Some legitimate landing pages might be classed as doorway pages if written by an over-enthusiastic web developer unaware of modern SEO practices or the empirical behavior of search engines.

If we try to define the key characteristics of a doorway page, we might try this.

  • Large numbers of keywords.
  • Large numbers of unrelated links.
  • Many redirections to identical pages from geographically diverse origins.
  • Large numbers of almost-identical pages.

But what is ‘large’? Only the search engine algorithms can answer that question, because there is no commonly-accepted quantifiable description of a doorway page.

How to prevent legitimate landing pages being classified as doorway pages

When developing a website or beginning a marketing campaign, keep in mind how a page might be interpreted by a search engine.

For example, if you have a landing page for a lead generation campaign, it is most likely optimized for specific keywords, and the page has yet to be linked to your website’s main menu.

Pages should use the noindex tag, so they are not included in search engine results.

That signals the search engine to ignore the content. (Don’t forget to remove the tag after you have tweaked the keywords count and linked the page to your main menu.)

For example, to tell search engines to skip the entire page, add a <meta> tag to the header of the page:

<head>
<meta name="robots" content="noindex">
...

Defending against doorway pages and other infections

I began looking at the role of doorway pages after seeing some stats coming from Imunify360, our flagship cybersecurity product.

Recently, there’s been a surge of infection reports showing that doorway pages are making a comeback, with tens of thousands of incidents per day.

Doorway page infection statistics from Imunify360

Clearly, preventing intrusions means having cybersecurity software in place that can detect and block these attempts, or at least tell you about any suspicious files lurking in your file system, especially new files created by unknown processes.

But what else can you do?

Here’s my top three recommendations for keeping your web server safe.

  1. Watch for changes

    Like malware, doorway pages want to stay hidden, and will be planted in unlikely directories deep within your file system.

    One way to watch for them is to regularly scan your web server’s log files, making sure the web server is configured to keep track of new and changed files. If you have a malware scanner, check your reports page for suspicious HTML files. Here’s how it looks in Imunify360.

    Imunify360 Report
  2. Search your own site

    Another method to detect doorway pages in your site is to use the search engines' own indexes.

    For example, Google supports some advanced search options that you can use to monitor your website for doorway pages.
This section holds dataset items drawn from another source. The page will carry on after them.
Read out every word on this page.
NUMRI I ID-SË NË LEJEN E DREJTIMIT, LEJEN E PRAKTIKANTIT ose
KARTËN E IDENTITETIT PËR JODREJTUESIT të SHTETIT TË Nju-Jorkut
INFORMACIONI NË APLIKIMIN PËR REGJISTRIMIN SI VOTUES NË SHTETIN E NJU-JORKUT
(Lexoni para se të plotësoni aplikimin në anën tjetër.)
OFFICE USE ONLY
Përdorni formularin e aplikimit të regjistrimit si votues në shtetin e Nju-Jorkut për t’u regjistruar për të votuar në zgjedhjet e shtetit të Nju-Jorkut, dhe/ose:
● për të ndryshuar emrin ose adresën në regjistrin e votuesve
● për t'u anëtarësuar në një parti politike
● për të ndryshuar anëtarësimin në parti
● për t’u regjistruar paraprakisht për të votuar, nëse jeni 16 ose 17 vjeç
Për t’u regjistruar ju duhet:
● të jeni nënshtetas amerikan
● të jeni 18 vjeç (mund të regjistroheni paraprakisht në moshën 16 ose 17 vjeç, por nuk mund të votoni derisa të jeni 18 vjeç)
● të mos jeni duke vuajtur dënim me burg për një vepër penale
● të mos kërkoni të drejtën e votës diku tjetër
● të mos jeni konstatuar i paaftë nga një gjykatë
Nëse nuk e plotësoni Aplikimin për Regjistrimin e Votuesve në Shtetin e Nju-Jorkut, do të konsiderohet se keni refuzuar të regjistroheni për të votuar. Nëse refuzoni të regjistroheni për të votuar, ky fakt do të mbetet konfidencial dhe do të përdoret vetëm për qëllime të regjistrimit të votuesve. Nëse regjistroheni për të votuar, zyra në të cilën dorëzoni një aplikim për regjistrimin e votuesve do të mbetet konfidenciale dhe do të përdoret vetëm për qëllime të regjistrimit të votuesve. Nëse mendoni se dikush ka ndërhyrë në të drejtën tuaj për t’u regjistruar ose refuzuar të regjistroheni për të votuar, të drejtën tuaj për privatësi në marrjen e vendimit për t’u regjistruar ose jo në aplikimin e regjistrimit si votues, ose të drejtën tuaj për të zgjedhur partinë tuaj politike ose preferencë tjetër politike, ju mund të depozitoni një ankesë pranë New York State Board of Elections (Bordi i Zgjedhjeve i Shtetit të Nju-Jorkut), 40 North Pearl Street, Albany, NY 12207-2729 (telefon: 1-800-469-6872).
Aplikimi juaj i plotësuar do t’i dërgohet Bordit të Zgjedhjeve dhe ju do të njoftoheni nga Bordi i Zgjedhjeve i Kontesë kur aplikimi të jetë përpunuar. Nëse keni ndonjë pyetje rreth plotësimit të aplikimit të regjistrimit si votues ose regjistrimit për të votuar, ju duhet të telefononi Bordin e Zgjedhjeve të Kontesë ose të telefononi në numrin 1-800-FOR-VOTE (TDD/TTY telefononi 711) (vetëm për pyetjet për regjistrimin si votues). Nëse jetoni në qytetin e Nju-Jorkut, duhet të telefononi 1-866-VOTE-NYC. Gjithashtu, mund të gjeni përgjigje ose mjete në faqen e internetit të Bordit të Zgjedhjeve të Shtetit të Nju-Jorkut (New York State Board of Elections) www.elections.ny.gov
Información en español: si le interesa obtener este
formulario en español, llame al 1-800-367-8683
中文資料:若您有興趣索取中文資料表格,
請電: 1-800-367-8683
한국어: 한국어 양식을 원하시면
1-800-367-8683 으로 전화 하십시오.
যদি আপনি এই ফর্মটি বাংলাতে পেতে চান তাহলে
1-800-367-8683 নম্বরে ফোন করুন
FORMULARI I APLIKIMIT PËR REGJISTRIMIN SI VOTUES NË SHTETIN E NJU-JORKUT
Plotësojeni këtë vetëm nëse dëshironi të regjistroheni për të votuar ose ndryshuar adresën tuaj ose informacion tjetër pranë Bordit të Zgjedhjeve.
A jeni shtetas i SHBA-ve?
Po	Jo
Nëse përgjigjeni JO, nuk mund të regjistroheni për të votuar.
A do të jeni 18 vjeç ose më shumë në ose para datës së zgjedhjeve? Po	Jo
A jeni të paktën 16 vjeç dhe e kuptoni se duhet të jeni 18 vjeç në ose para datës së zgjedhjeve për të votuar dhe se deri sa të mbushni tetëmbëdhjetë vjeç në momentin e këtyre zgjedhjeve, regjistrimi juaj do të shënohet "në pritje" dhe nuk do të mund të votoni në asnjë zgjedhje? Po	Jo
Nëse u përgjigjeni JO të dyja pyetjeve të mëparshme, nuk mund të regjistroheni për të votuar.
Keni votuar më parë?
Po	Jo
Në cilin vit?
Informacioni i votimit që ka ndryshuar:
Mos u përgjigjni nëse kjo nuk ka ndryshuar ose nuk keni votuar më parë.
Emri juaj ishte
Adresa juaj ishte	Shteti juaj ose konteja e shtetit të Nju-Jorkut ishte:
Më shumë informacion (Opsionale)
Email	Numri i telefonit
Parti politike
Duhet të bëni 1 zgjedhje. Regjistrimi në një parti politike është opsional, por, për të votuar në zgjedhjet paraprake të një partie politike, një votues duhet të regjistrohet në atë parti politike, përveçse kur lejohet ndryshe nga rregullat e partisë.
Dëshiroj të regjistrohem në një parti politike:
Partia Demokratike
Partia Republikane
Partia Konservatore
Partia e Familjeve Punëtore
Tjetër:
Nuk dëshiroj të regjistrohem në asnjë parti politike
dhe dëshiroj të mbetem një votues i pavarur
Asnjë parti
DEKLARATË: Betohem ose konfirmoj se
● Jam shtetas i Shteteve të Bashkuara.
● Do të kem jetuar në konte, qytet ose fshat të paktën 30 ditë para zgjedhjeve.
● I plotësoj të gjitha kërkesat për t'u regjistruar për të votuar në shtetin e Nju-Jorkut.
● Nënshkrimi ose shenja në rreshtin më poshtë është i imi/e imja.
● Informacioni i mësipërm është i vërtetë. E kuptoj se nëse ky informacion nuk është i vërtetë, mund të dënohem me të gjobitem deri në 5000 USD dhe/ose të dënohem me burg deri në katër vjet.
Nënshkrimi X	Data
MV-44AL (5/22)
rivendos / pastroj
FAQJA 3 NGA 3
    Entering site:yourwebsite.com into Google’s search bar followed by commonly used spam keywords lets you see whether your web site domain is returning any results for those keywords.

    Google Search Example

    Google also lets you create an alert for any search results. That way, you don’t have to keep repeating the search.

  3. Keep your system up to date

    One of the easiest, cheapest and most effective ways to keep a system secure is to make sure it’s always got the latest patches and updates. That means not only a server’s operating system, but also its applications, databases, CMSes and CMS plugins.

    Make sure you’re signed up for notifications from your software stack’s vendors, or keep track within the applications for any available updates.

Conclusion

I’d thought doorway pages were a crude relic of the past, but I was wrong. Our data shows an increase in infected sites harboring doorway pages, and each domain that hosts them is loosing money and its reputation.

Keeping pace with changes in the cybersecurity landscape is a full-time job—I should know because that’s what I do as part of the Imunify Malware Intelligence Team.

Running a web hosting business is also a full-time job, so it’s no wonder many site owners find their sites compromised by the never ending profusion of malicious software and automated hacking attempts.

It just reminds me that system security can no longer be thought of as a luxury, only needed by banks and super-rich corporations. Now, it’s a business necessity, like staff or a bank account, security is something you can’t run a business without.